Был, например, такой случай: она весь день утверждала, что не получала от меня денег на расходы, и вот после того, как мы проспорили двадцать четыре часа подряд, деньги вдруг обнаружились: лежат себе преспокойно на подоконнике в уборной, прохлаждаются, словно роза в стакане с водой. Разумеется, спор разгорелся с новой силой, потому что она заявила, будто деньги на подоконник положил я, а я приводил факты, доказывающие, что этого не могло быть и что она посетила это злосчастное место как раз после того, как получила деньги, а не раньше.
Или взять такой случай: Аделе с пеной у рта доказывала, будто у Алессандро, официанта бара, находившегося напротив, четверо детей, я же прекрасно знал, что у него их трое. Так мы проспорили целую неделю: сам Алессандро в то время отсутствовал. Когда он появился, мы выяснили, что в начале нашего спора у него было трое детей, а теперь - четверо: за это время родился еще один.
Все это было очень глупо; иногда в спорах оказывался прав я, иногда она. Но напрасно я пытался заставить ее понять, что дело вовсе не в том, кто прав и кто ошибается, и что это ее пристрастие спорить из-за всякого пустяка в конце концов не доведет до добра.
Аделе на это отвечала:
- Ты хочешь иметь рабыню, а не жену.
И вот из-за всех этих споров мы все время были, как говорится, на ножах. Стоило мне только высказать какую-нибудь, пусть даже совершенно бесспорную вещь, например: "Сегодня солнечный день", - и я уже чувствовал, как во мне поднимается раздражение при мысли, что она может мне возразить. Я смотрел на нее, и она действительно тут же отвечала:
- Да что ты, Джино! Солнца сегодня совсем нет, наоборот, пасмурно.
Тогда я хватал шляпу и убегал из дому, - иначе я непременно лопнул бы от злости.

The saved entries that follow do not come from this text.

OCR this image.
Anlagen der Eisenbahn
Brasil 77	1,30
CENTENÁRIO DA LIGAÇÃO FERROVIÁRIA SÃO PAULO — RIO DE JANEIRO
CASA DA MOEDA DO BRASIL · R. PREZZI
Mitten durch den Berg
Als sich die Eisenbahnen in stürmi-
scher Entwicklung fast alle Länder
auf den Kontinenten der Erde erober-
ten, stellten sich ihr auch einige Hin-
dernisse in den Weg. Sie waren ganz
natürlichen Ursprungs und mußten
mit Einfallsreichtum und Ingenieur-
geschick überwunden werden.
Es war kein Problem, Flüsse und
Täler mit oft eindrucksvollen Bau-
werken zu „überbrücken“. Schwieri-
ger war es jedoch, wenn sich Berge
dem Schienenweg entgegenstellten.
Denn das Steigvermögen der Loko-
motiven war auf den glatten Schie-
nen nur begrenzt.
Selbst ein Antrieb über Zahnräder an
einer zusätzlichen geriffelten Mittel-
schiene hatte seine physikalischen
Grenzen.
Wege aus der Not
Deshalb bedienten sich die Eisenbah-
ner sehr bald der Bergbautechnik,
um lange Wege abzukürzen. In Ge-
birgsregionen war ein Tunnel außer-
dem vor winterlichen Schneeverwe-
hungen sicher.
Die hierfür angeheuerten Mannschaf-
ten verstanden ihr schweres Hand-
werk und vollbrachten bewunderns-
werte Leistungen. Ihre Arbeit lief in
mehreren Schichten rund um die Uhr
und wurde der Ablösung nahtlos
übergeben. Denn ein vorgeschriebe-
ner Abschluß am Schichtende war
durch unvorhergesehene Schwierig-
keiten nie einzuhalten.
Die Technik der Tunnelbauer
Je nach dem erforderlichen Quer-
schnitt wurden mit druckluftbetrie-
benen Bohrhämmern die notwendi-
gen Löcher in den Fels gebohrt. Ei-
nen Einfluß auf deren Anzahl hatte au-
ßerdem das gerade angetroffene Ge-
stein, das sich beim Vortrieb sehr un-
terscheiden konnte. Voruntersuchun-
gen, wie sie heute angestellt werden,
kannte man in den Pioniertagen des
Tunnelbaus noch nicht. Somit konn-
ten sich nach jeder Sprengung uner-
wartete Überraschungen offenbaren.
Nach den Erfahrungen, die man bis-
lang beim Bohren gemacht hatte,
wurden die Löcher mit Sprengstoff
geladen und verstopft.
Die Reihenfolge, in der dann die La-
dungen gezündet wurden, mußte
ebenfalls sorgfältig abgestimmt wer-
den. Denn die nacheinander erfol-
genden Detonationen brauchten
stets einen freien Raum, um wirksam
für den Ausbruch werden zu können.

В один из таких дней я проходил по виа Рипетта и встретил Джулию, девушку, за которой ухаживал незадолго перед тем, как познакомился с Аделе. Тогда она мне очень скоро надоела, потому что казалась недостаточно независимой: она во всем соглашалась со мною, что бы я ни сказал, никогда не осуждала меня даже в тех случаях, когда и слепому было ясно, что я неправ. Но сейчас, когда я был женат на женщине независимой и мог этим наслаждаться в полной мере, я с сожалением вспоминал о Джулии, такой кроткой и уступчивой, и локти кусал от досады, что предпочел ей Аделе. В это утро мне приятно было встретить Джулию, хотя бы уже потому, что у нее не такой характер, как у Аделе. Девушка спешила на рынок за покупками, но я задержал ее только из желания доставить себе удовольствие лишний раз убедившись, что она всегда и во всем считала меня правым, что она осталась такой же кроткой и все так же не смеет мне возражать. Я сказал, чтобы испытать ее:
- Ну, теперь ты раскаиваешься в том, что так обидела меня? Ты поняла, что я был лучше других? Скажи, почему ты не захотела выйти за меня замуж?

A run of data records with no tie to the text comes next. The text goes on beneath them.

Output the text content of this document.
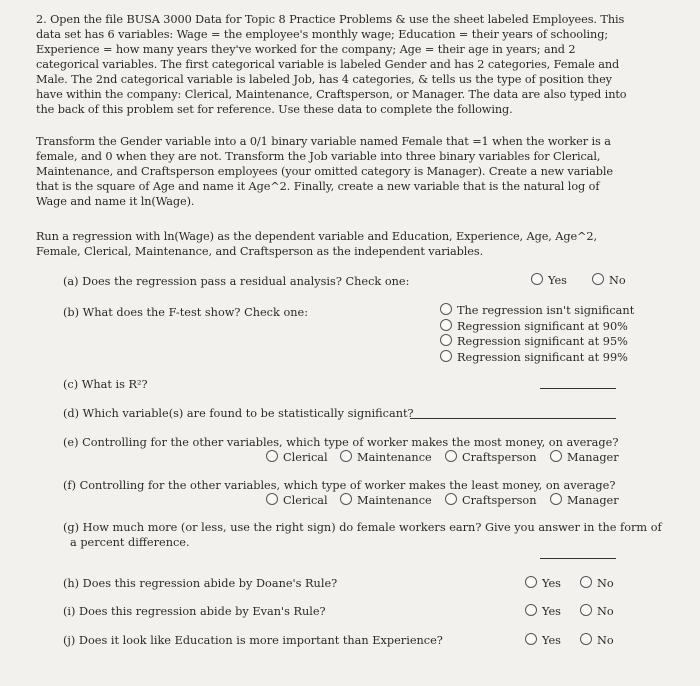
2. Open the file BUSA 3000 Data for Topic 8 Practice Problems & use the sheet labeled Employees. This data set has 6 variables: Wage = the employee's monthly wage; Education = their years of schooling; Experience = how many years they've worked for the company; Age = their age in years; and 2 categorical variables. The first categorical variable is labeled Gender and has 2 categories, Female and Male. The 2nd categorical variable is labeled Job, has 4 categories, & tells us the type of position they have within the company: Clerical, Maintenance, Craftsperson, or Manager. The data are also typed into the back of this problem set for reference. Use these data to complete the following.
Transform the Gender variable into a 0/1 binary variable named Female that =1 when the worker is a female, and 0 when they are not. Transform the Job variable into three binary variables for Clerical, Maintenance, and Craftsperson employees (your omitted category is Manager). Create a new variable that is the square of Age and name it Age^2. Finally, create a new variable that is the natural log of Wage and name it ln(Wage).
Run a regression with ln(Wage) as the dependent variable and Education, Experience, Age, Age^2, Female, Clerical, Maintenance, and Craftsperson as the independent variables.
(a) Does the regression pass a residual analysis? Check one:	Yes	No
(b) What does the F-test show? Check one:	The regression isn't significant
Regression significant at 90%
Regression significant at 95%
Regression significant at 99%
(c) What is R²?
(d) Which variable(s) are found to be statistically significant?
(e) Controlling for the other variables, which type of worker makes the most money, on average?
Clerical	Maintenance	Craftsperson	Manager
(f) Controlling for the other variables, which type of worker makes the least money, on average?
Clerical	Maintenance	Craftsperson	Manager
(g) How much more (or less, use the right sign) do female workers earn? Give you answer in the form of
a percent difference.
(h) Does this regression abide by Doane's Rule?	Yes	No
(i) Does this regression abide by Evan's Rule?	Yes	No
(j) Does it look like Education is more important than Experience?	Yes	No
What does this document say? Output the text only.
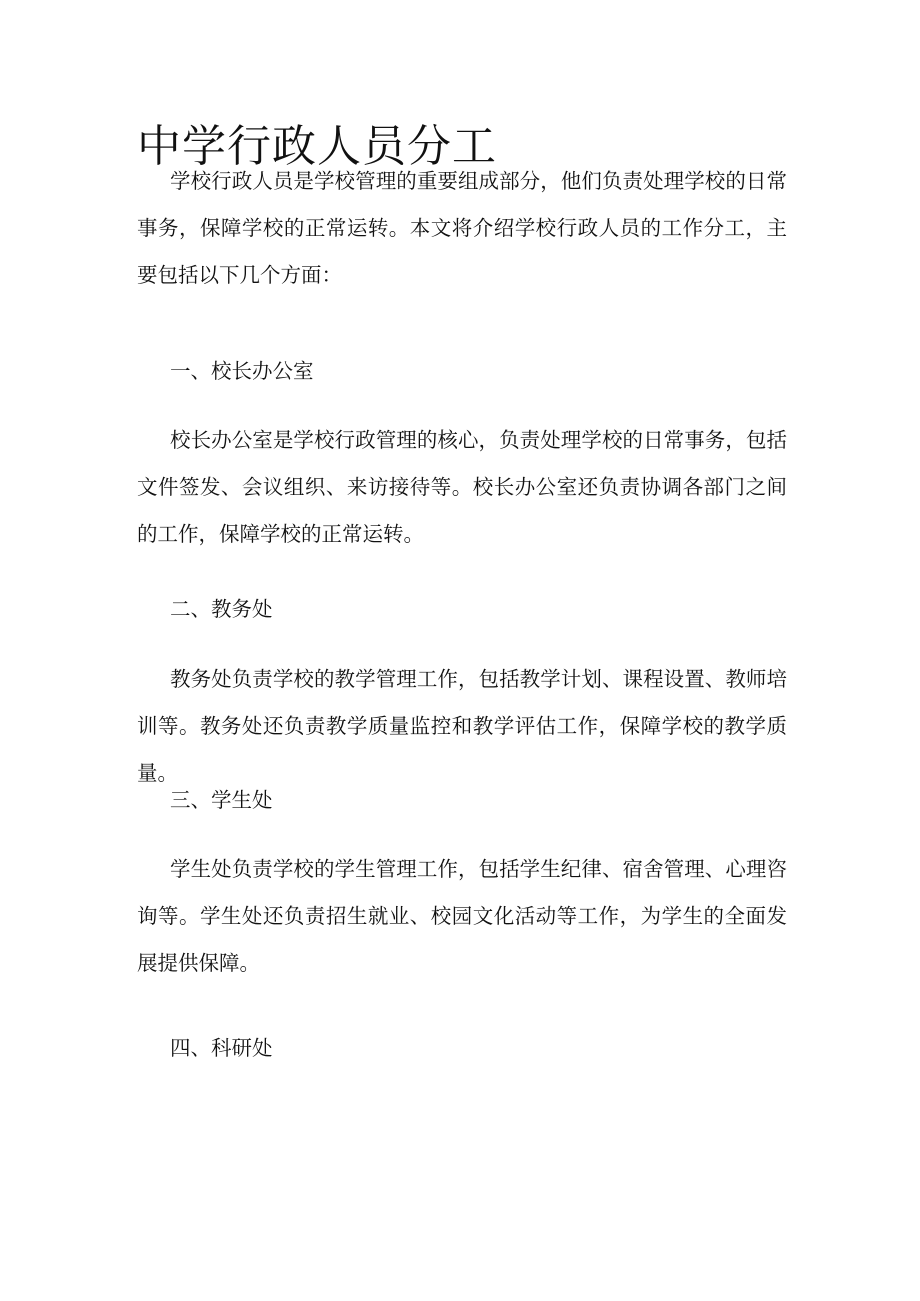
中学行政人员分工

学校行政人员是学校管理的重要组成部分，他们负责处理学校的日常事务，保障学校的正常运转。本文将介绍学校行政人员的工作分工，主要包括以下几个方面：

一、校长办公室

校长办公室是学校行政管理的核心，负责处理学校的日常事务，包括文件签发、会议组织、来访接待等。校长办公室还负责协调各部门之间的工作，保障学校的正常运转。

二、教务处

教务处负责学校的教学管理工作，包括教学计划、课程设置、教师培训等。教务处还负责教学质量监控和教学评估工作，保障学校的教学质量。

三、学生处

学生处负责学校的学生管理工作，包括学生纪律、宿舍管理、心理咨询等。学生处还负责招生就业、校园文化活动等工作，为学生的全面发展提供保障。

四、科研处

Я, конечно, прекрасно понимал, что это ложь: я сам ее бросил, оправдываясь тем, что мне не нравятся слишком послушные женщины, вроде нее. Теперь мне хотелось знать, что она ответит на это ложное и несправедливое обвинение.
Услышав мои слова, бедняжка от удивления широко раскрыла глаза. В первую минуту она, конечно, хотела ответить мне, что это я ее обидел, - как оно и было на самом деле, - и что это я ее бросил. Но все-таки характер взял свое. Она сказала кротким голосом:
- Джино... тут, вероятно, произошло недоразумение. Я никогда не бросила бы тебя... я так тебя любила.
Заметьте, она не обвиняла меня во лжи, что, разумеется, не преминула бы сделать Аделе; наоборот, она пыталась оправдаться и, чтобы доставить мне удовольствие, допускала, что, возможно, и она сама была немного виновата.
Тогда я горько усмехнулся, подумав, какую глупость сделал, что предпочел ей Аделе, и сказал, потрепав ее по щеке:
- Я знаю, один я во всем виноват, и никакого недоразумения тут, к сожалению, не было... вина только моя... а сказал я это просто так... чтобы услышать, что ты на это ответишь.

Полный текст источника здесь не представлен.